Back in the early ’90s, Garth Brooks, Tim McGraw and Tracy Lawrence were all rising stars, trying to make their mark in country music. The three men also happened to be in a wedding together, where Brooks left an indelible mark on McGraw.
“When I first moved to town, oddly enough, there was a girl named Tammy Rose who sort of took new artists under their wing when they first moved to town, and Garth Brooks was a friend of hers,” McGraw recalled on Beyond The Influence Radio with Tim McGraw on Apple Music Country. “I was a friend of hers. Tracy Lawrence was a friend of hers. And so when she got married, she asked Garth, me and Tracy Lawrence to be her bridesmaids and Garth … had just blown up, big. Tracy had had hits. I had just gotten a record deal and hadn’t had a hit. So we’re all bridesmaids at this wedding for Tammy and I’m standing there. I’m sort of in awe.”

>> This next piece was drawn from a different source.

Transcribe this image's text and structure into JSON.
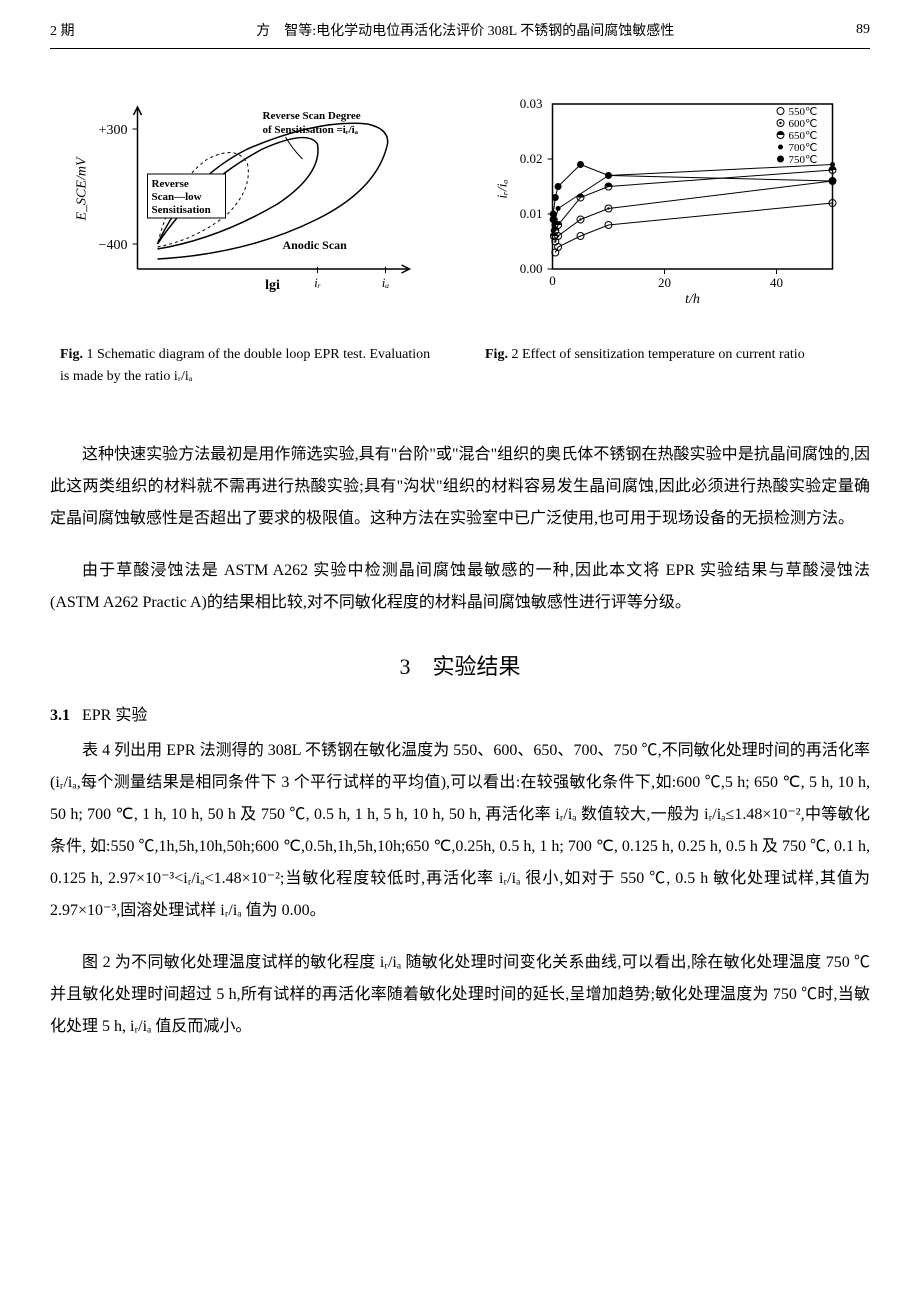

Lawrence and McGraw had already been friends, but he hadn’t had a chance to get to know Brooks, whose career had just exploded with hits like “Much Too Young (To Feel This Damn Old),” “If Tomorrow Never Comes” and others.

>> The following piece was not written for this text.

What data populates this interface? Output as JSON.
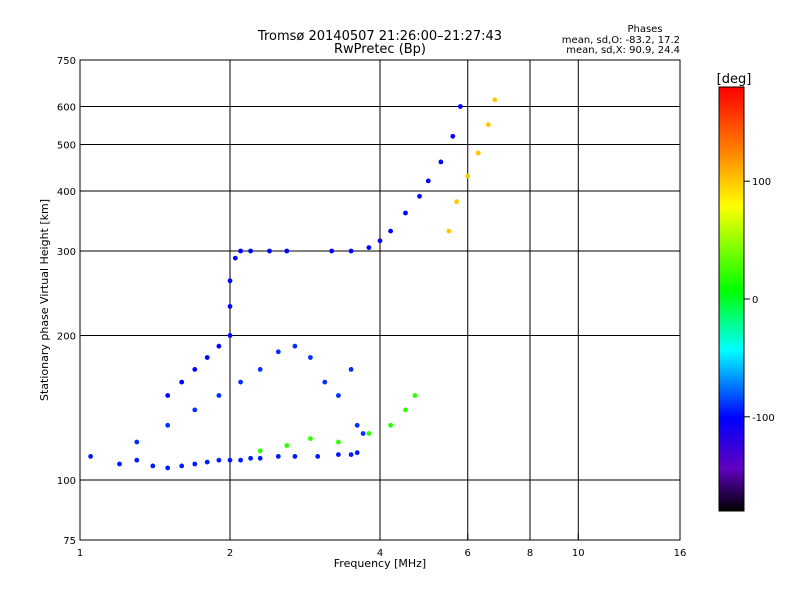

“I’m sort of in awe of Garth being there,” McGraw recounted. “I went up to Garth and I said, ‘You know, I just want to thank you Garth, because you knocked the door down for all the things that I wanted to do as a country singer. I wanted to come to town and record songs that had a broader melody or broader appeal and I wanted to do shows that were like the rock shows that I saw growing up. That’s the kind of thing that I wanted to do.’ And he said something really profound to me, and it stuck with me to this day.
“He goes, ‘Look, we all moved to town for that reason. I just got here first,'” he continued. “And I thought that that was really sweet of him to say that, but really, really perceptive of him to say that too, as well, because we were all thinking those sorts of things. We all grew up in that environment. Seeing, watching, hearing all these different influences and wanting to include them in the genre of music that we chose to make.”
McGraw’s first hit was “Indian Outlaw,” released in 1994, five years after Brooks’ first Top 10 hit.